É uma notícia agridoce. “Embora o país tenha cumprido a meta no agregado, e tenha também cumprido a maioria das metas do Plano de Agricultura de Baixo Carbono, o comportamento das nossas emissões não mudou desde a regulamentação da PNMC em 2010”, diz Tasso Azevedo, coordenador do SEEG. Ele lembra que a principal meta da PNMC, a redução de 80% na taxa de devastação da Amazônia, ficou muito longe de ser cumprida: para 2020 era de 3.925 km2 e o desmate ficou em 10.851 km2, 176% maior. “Em relação a 2010, quando foi definida a meta da PNMC, as emissões brasileiras aumentaram 23%. Continuamos com o desmatamento dominando nossas emissões brutas e, o pior, com tendência de alta nas emissões no ano em que deveríamos começar a cumprir as metas do Acordo de Paris.”

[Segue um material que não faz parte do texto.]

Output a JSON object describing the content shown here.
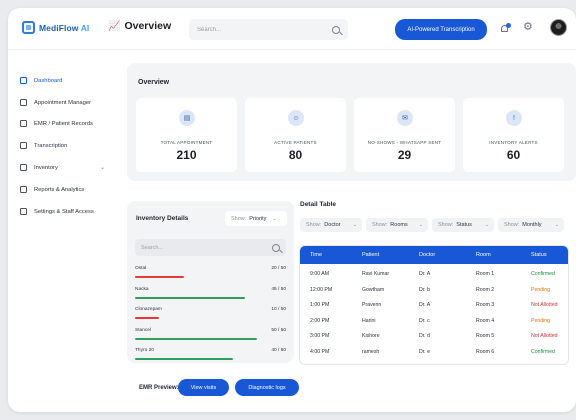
{
  "brand": {
    "name_part1": "MediFlow",
    "name_part2": "AI"
  },
  "header": {
    "title": "Overview",
    "search_placeholder": "Search...",
    "ai_button": "AI-Powered Transcription"
  },
  "sidebar": {
    "items": [
      {
        "label": "Dashboard",
        "active": true
      },
      {
        "label": "Appointment Manager"
      },
      {
        "label": "EMR / Patient Records"
      },
      {
        "label": "Transcription"
      },
      {
        "label": "Inventory",
        "has_caret": true
      },
      {
        "label": "Reports & Analytics"
      },
      {
        "label": "Settings & Staff Access"
      }
    ]
  },
  "overview": {
    "title": "Overview",
    "cards": [
      {
        "label": "TOTAL APPOINTMENT",
        "value": "210",
        "icon": "calendar-icon"
      },
      {
        "label": "ACTIVE PATIENTS",
        "value": "80",
        "icon": "user-icon"
      },
      {
        "label": "NO-SHOWS - WHATSAPP SENT",
        "value": "29",
        "icon": "chat-icon"
      },
      {
        "label": "INVENTORY ALERTS",
        "value": "60",
        "icon": "alert-icon"
      }
    ]
  },
  "inventory": {
    "title": "Inventory Details",
    "sort_label": "Show:",
    "sort_value": "Priority",
    "search_placeholder": "Search...",
    "items": [
      {
        "name": "Ostal",
        "qty": "20 / 50",
        "level": 0.4,
        "color": "#e53935"
      },
      {
        "name": "Nacka",
        "qty": "45 / 50",
        "level": 0.9,
        "color": "#2e9e5b"
      },
      {
        "name": "Clonazepam",
        "qty": "10 / 50",
        "level": 0.2,
        "color": "#e53935"
      },
      {
        "name": "Stancel",
        "qty": "50 / 50",
        "level": 1.0,
        "color": "#2e9e5b"
      },
      {
        "name": "Thyro 20",
        "qty": "40 / 50",
        "level": 0.8,
        "color": "#2e9e5b"
      }
    ]
  },
  "detail": {
    "title": "Detail Table",
    "filters": [
      {
        "label": "Show:",
        "value": "Doctor"
      },
      {
        "label": "Show:",
        "value": "Rooms"
      },
      {
        "label": "Show:",
        "value": "Status"
      },
      {
        "label": "Show:",
        "value": "Monthly"
      }
    ],
    "columns": [
      "Time",
      "Patient",
      "Doctor",
      "Room",
      "Status"
    ],
    "rows": [
      {
        "time": "9:00 AM",
        "patient": "Ravi Kumar",
        "doctor": "Dr. A",
        "room": "Room 1",
        "status": "Confirmed",
        "status_type": "confirmed"
      },
      {
        "time": "12:00 PM",
        "patient": "Gowtham",
        "doctor": "Dr. b",
        "room": "Room 2",
        "status": "Pending",
        "status_type": "pending"
      },
      {
        "time": "1:00 PM",
        "patient": "Pravenn",
        "doctor": "Dr. A",
        "room": "Room 3",
        "status": "Not Allotted",
        "status_type": "notallotted"
      },
      {
        "time": "2:00 PM",
        "patient": "Harini",
        "doctor": "Dr. c",
        "room": "Room 4",
        "status": "Pending",
        "status_type": "pending"
      },
      {
        "time": "3:00 PM",
        "patient": "Kishore",
        "doctor": "Dr. d",
        "room": "Room 5",
        "status": "Not Allotted",
        "status_type": "notallotted"
      },
      {
        "time": "4:00 PM",
        "patient": "ramesh",
        "doctor": "Dr. e",
        "room": "Room 6",
        "status": "Confirmed",
        "status_type": "confirmed"
      }
    ]
  },
  "emr": {
    "label": "EMR Preview:",
    "buttons": [
      "View visits",
      "Diagnostic logs"
    ]
  }
}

“Quem planta desmonte ambiental colhe gás carbônico”, disse Marcio Astrini, secretário-executivo do OC. “O Brasil conseguiu a proeza de ser talvez o único grande emissor que poluiu mais durante o primeiro ano da pandemia. Os dados do SEEG confirmam que os destruidores da floresta, embalados pela antipolítica ambiental de Jair Bolsonaro, não fizeram home office. É mais um golpe na imagem internacional do país, que chegará completamente desacreditado a Glasgow na semana que vem para a COP26.”

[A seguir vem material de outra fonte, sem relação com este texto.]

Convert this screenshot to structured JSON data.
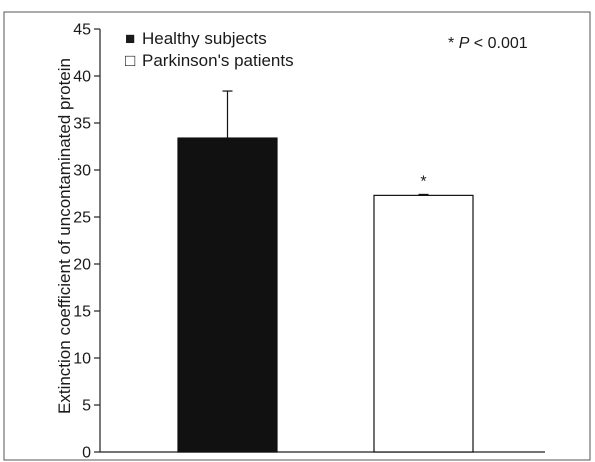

EMISSÃO BRUTA X EMISSÃO LÍQUIDA

Embora dê preferência por reportar emissões brutas, o SEEG também estima as chamadas emissões líquidas do Brasil, que consideram as remoções de CO2 da atmosfera por alterações do uso da terra (por exemplo, o crescimento de florestas secundárias no lugar de pastagens) e por manutenção de florestas em áreas indígenas e unidades de conservação. O governo federal prefere reportar às Nações Unidas as emissões líquidas. Num contexto de uma economia que ruma para a “emissão líquida zero” em 2050, que é o que se deseja para o Brasil, o papel das remoções de carbono, em especial por florestas em recuperação ou regeneração, deve ser cada vez mais considerado.

O Observatório do Clima entende, porém, que, embora esse “deságio” da contabilidade das áreas protegidas seja autorizado pela UNFCCC (Convenção-Quadro das Nações Unidas sobre Mudança do Clima), reportar antes as emissões brutas é mais adequado devido às peculiaridades da metodologia de cálculo de remoções no inventário brasileiro, que acaba por não representar a realidade da tendência das remoções no país, que vêm se reduzindo à medida que terras indígenas e unidades de conservação são invadidas e desmatadas.

Considerando as remoções, as emissões líquidas do Brasil foram de 1,52 GtCO2e, o que representou um aumento de 14% em relação a 2019, quando elas foram de 1,34 GtCO2e. O pico de emissões líquidas aconteceu em 2003, quando atingiram 2,65 bilhões de toneladas de dióxido de carbono equivalente. Desde 2010, quando a PNMC foi regulamentada, o Brasil aumentou suas emissões líquidas em 28% — um aumento proporcionalmente maior que o das emissões brutas. Esse fenômeno ocorre porque as emissões aumentaram mais rápido que as remoções.